L'interprétation hyperbolique n'est pas utile pour la conquête cananéenne
Apologétique, Cananéens, Pourquoi Dieu permet le mal / Par Clay Jones
L'histoire la plus difficile de l'Ancien Testament est sans doute celle de la destruction des Cananéens. Certains ont tenté d'adoucir cette histoire difficile en affirmant que certains passages sont des hyperboles. Les auteurs les plus prolifiques de cette théorie sont peut-être Paul Copan et Matthew Flanagan, dans leur livre intitulé Did God Really Command Genocide ? Coming to Terms with the Justice of God[1] Dans cet ouvrage, Copan et Flannagan écrivent que certains des passages les plus difficiles ne doivent pas être lus de manière directe et littérale[2], mais que les commandements de « détruire complètement » et de « ne rien laisser de vivant qui respire » sont hyperboliques[3]. Je respecte beaucoup Paul Copan et Matthew Flannagan, je les considère comme des amis, et je trouve leur travail extrêmement utile. En fait, j'ai utilisé leurs arguments dans mon dernier article. Mais je constate que l'interprétation de l'hyperbole pose problème.
Tout d'abord, le plus gros problème de l'interprétation hyperbolique est que je ne pense pas que l'Écriture le permette. La lecture non forcée du texte est plutôt que Dieu avait l'intention qu'Israël tue chaque homme, femme et enfant qui ne fuyait pas la terre que Dieu avait concédée à Israël. Je reviendrai sur ce point dans un prochain article.
Deuxièmement, je ne pense pas que l'interprétation de l'hyperbole soit très utile, car il nous reste deux autres exemples où Dieu a tué tous les hommes, femmes et enfants d'une région déterminée : la destruction des villes cananéennes de Sodome et Gomorrhe et la disparition de tous les habitants lors du déluge de Noé [4]. En fait, Copan et Flannagan s'accordent à dire que ces deux massacres n'ont rien d'hyperbolique[4], mais il n'est pas surprenant que les sceptiques qualifient également ces événements de « génocide »[5].
Si le déluge de Noé et Sodome et Gomorrhe ne sont pas hyperboliques, si Dieu a ôté la vie à chaque homme, femme et enfant lors de ces jugements, alors avons-nous vraiment progressé pour dire que Dieu utilisait une hyperbole lorsque, dans Deutéronome 20:16, il a ordonné que dans la région de Canaan, ils ne laissent « rien de ce qui respire en vie » ? Après tout, dans les histoires de Sodome et de Noé, le Seigneur, selon son opinion réfléchie, a jugé nécessaire de tuer tout ce qui respirait.

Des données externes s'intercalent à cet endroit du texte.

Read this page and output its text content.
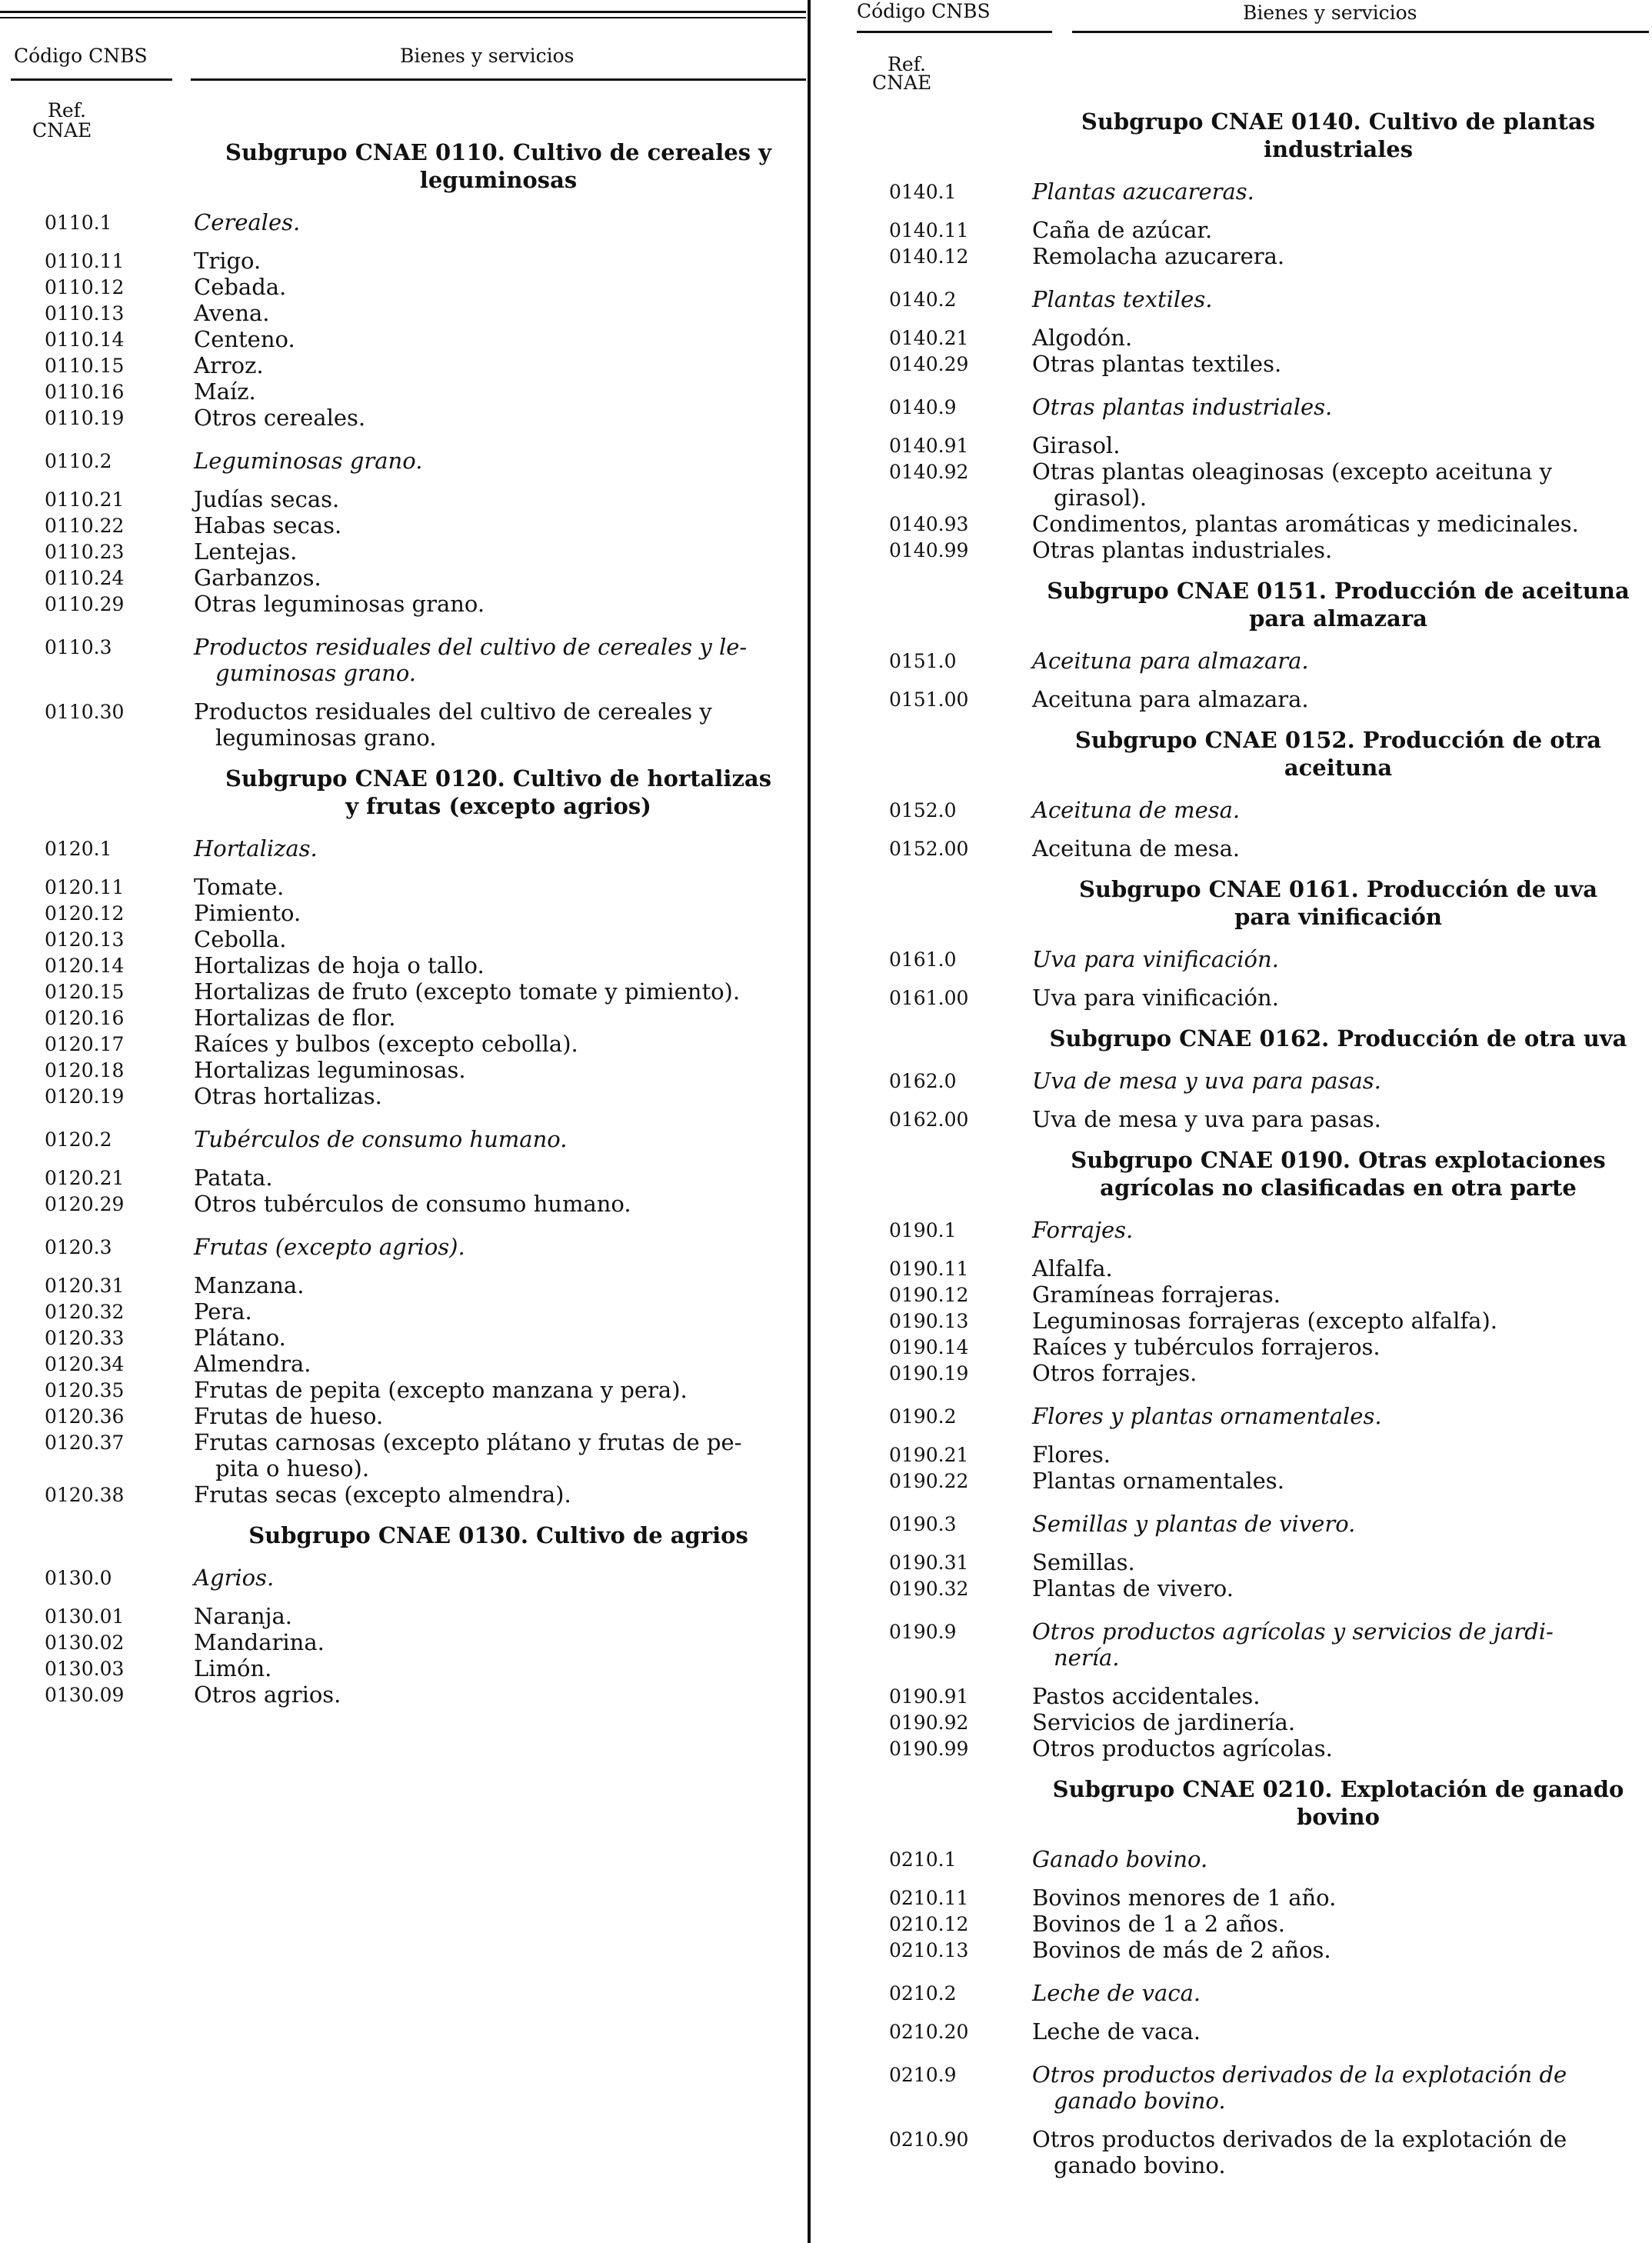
Código CNBS	Bienes y servicios
Ref.
CNAE
Subgrupo CNAE 0110. Cultivo de cereales y
leguminosas
0110.1	Cereales.
0110.11	Trigo.
0110.12	Cebada.
0110.13	Avena.
0110.14	Centeno.
0110.15	Arroz.
0110.16	Maíz.
0110.19	Otros cereales.
0110.2	Leguminosas grano.
0110.21	Judías secas.
0110.22	Habas secas.
0110.23	Lentejas.
0110.24	Garbanzos.
0110.29	Otras leguminosas grano.
0110.3	Productos residuales del cultivo de cereales y le-
guminosas grano.
0110.30	Productos residuales del cultivo de cereales y
leguminosas grano.
Subgrupo CNAE 0120. Cultivo de hortalizas
y frutas (excepto agrios)
0120.1	Hortalizas.
0120.11	Tomate.
0120.12	Pimiento.
0120.13	Cebolla.
0120.14	Hortalizas de hoja o tallo.
0120.15	Hortalizas de fruto (excepto tomate y pimiento).
0120.16	Hortalizas de flor.
0120.17	Raíces y bulbos (excepto cebolla).
0120.18	Hortalizas leguminosas.
0120.19	Otras hortalizas.
0120.2	Tubérculos de consumo humano.
0120.21	Patata.
0120.29	Otros tubérculos de consumo humano.
0120.3	Frutas (excepto agrios).
0120.31	Manzana.
0120.32	Pera.
0120.33	Plátano.
0120.34	Almendra.
0120.35	Frutas de pepita (excepto manzana y pera).
0120.36	Frutas de hueso.
0120.37	Frutas carnosas (excepto plátano y frutas de pe-
pita o hueso).
0120.38	Frutas secas (excepto almendra).
Subgrupo CNAE 0130. Cultivo de agrios
0130.0	Agrios.
0130.01	Naranja.
0130.02	Mandarina.
0130.03	Limón.
0130.09	Otros agrios.
Código CNBS	Bienes y servicios
Ref.
CNAE
Subgrupo CNAE 0140. Cultivo de plantas
industriales
0140.1	Plantas azucareras.
0140.11	Caña de azúcar.
0140.12	Remolacha azucarera.
0140.2	Plantas textiles.
0140.21	Algodón.
0140.29	Otras plantas textiles.
0140.9	Otras plantas industriales.
0140.91	Girasol.
0140.92	Otras plantas oleaginosas (excepto aceituna y
girasol).
0140.93	Condimentos, plantas aromáticas y medicinales.
0140.99	Otras plantas industriales.
Subgrupo CNAE 0151. Producción de aceituna
para almazara
0151.0	Aceituna para almazara.
0151.00	Aceituna para almazara.
Subgrupo CNAE 0152. Producción de otra
aceituna
0152.0	Aceituna de mesa.
0152.00	Aceituna de mesa.
Subgrupo CNAE 0161. Producción de uva
para vinificación
0161.0	Uva para vinificación.
0161.00	Uva para vinificación.
Subgrupo CNAE 0162. Producción de otra uva
0162.0	Uva de mesa y uva para pasas.
0162.00	Uva de mesa y uva para pasas.
Subgrupo CNAE 0190. Otras explotaciones
agrícolas no clasificadas en otra parte
0190.1	Forrajes.
0190.11	Alfalfa.
0190.12	Gramíneas forrajeras.
0190.13	Leguminosas forrajeras (excepto alfalfa).
0190.14	Raíces y tubérculos forrajeros.
0190.19	Otros forrajes.
0190.2	Flores y plantas ornamentales.
0190.21	Flores.
0190.22	Plantas ornamentales.
0190.3	Semillas y plantas de vivero.
0190.31	Semillas.
0190.32	Plantas de vivero.
0190.9	Otros productos agrícolas y servicios de jardi-
nería.
0190.91	Pastos accidentales.
0190.92	Servicios de jardinería.
0190.99	Otros productos agrícolas.
Subgrupo CNAE 0210. Explotación de ganado
bovino
0210.1	Ganado bovino.
0210.11	Bovinos menores de 1 año.
0210.12	Bovinos de 1 a 2 años.
0210.13	Bovinos de más de 2 años.
0210.2	Leche de vaca.
0210.20	Leche de vaca.
0210.9	Otros productos derivados de la explotación de
ganado bovino.
0210.90	Otros productos derivados de la explotación de
ganado bovino.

Si c'est le cas, ces événements n'établissent-ils pas un précédent et devrions-nous être choqués que Dieu ait pu ordonner la destruction totale des Cananéens qui refusaient de fuir ?
Dans mon prochain article, j'expliquerai une autre raison pour laquelle je ne pense pas que l'interprétation de l'hyperbole soit utile.
[1] Paul Copan and Matthew Flanagan, Did God Really Command Genocide? Coming to Terms with the Justice of God (Grand Rapids: Baker, 2014).
[2] Ibid., 84.
[3] Ibid., 12.
[4] Ibid, 229. Copan et Flannagan n'abordent pas la manière dont cela pourrait saper leur argument de l'hyperbole.
[5] Par exemple, Myra Zeph, « Arrêtez de raconter que : Il est considéré comme un conte biblique câlin pour les enfants – mais l'histoire de Noé et de la 'crise de colère génocidaire' de Dieu est-elle vraiment si appropriée ? » New Humanist 14 juillet 2012. Consulté le 12/4/2015. https://newhumanist.org.uk/articles/4700/stop-arking-about. Pour un autre exemple, il y a la vidéo de The Thinking Atheist, Noah's Ark, God, Giraffes & Genocide https://www.youtube.com/watch?v=CccaGaKOlSI. Consulté le 5 décembre 2015. De même, Michael Carden, conférencier à l'Université du Queensland, affirme que ce que Dieu a fait à Sodome est le résultat de sa « rage génocidaire ». Michael Carden, Sodomy: A History of a Christian Biblical Myth (New York : Equinox, 2004), 193.